We all work on teams. We all contribute to projects. This talk looks at practices and tools to make that better for developers and for people who work with developers. It will be technical, because practices transform the culture. And it will be meaningful, because empathy, trust, creativity, and collaboration build connection.

The most inspiring, creative, and productive experiences I've had at work have been directly tied to the connection within the team I was on. In these jobs a sense of belonging was encouraged through technical and team practices that built trust and openness. The particular methods have varied, but they are all fundamentally rooted in learning and growing. I will share approaches that have had the most impact across multiple teams in a variety of workplaces. I will include resources for digging deeper into any of these topics which could all have their own talk.

Team activities:
- Regularly scheduled retrospectives with action outcomes (sticky improvements)
- Shared planning (level of effort, priorities, availability, visibility of progress)
- Shared ownership of code with transparency and review (version control with pull requests)
- Standards for code and conduct (spaces not tabs, everyone is doing the best they can)

Personal activities:
- Responsiveness to team members (availability, positive critiques, mentoring / collaborating)
- Empathy, inclusion, and vulnerability (be courageous, be open)
- Code as communication (with other developers, with your future self)
- Use common tools (shared configurations, shared knowledge)

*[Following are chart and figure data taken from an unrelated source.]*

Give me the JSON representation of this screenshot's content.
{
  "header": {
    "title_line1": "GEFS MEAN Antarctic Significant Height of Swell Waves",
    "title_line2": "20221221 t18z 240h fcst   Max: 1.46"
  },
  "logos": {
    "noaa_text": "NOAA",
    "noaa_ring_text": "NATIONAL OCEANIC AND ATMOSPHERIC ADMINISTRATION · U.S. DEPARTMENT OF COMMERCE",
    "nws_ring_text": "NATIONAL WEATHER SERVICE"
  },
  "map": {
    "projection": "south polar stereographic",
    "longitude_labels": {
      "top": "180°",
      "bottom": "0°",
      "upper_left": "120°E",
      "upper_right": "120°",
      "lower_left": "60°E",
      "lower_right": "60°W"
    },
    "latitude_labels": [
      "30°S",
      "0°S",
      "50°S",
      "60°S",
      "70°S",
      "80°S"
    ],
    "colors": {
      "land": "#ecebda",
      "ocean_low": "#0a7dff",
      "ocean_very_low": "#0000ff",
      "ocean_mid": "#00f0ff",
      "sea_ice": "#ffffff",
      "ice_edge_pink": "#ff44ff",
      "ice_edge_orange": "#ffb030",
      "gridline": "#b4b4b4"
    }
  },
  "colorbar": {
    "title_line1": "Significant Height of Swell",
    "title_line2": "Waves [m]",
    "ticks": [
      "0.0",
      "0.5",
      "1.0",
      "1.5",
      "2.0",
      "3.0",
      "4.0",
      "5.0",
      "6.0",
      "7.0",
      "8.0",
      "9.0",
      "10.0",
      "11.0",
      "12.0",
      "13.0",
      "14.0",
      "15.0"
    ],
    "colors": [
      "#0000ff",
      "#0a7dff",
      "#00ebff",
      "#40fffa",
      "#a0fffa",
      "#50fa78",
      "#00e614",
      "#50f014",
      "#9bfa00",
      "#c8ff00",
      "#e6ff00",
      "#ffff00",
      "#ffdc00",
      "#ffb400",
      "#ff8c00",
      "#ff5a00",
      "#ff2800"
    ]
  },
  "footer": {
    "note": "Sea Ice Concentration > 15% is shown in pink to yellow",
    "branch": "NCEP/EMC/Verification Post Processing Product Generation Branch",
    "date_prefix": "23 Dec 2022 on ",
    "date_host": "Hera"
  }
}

I have worked as a web developer for 25 years, sometimes doing the implementation, sometimes doing the management, always interested in working with people in ways that brings quality to my life. I have grown a lot through learning about agile planning and development practices. I have been surprised at how much the concepts of lean management and continuous improvement have shaped how I think. And nothing has given me as much feedback on my own areas for improvement as raising two kids.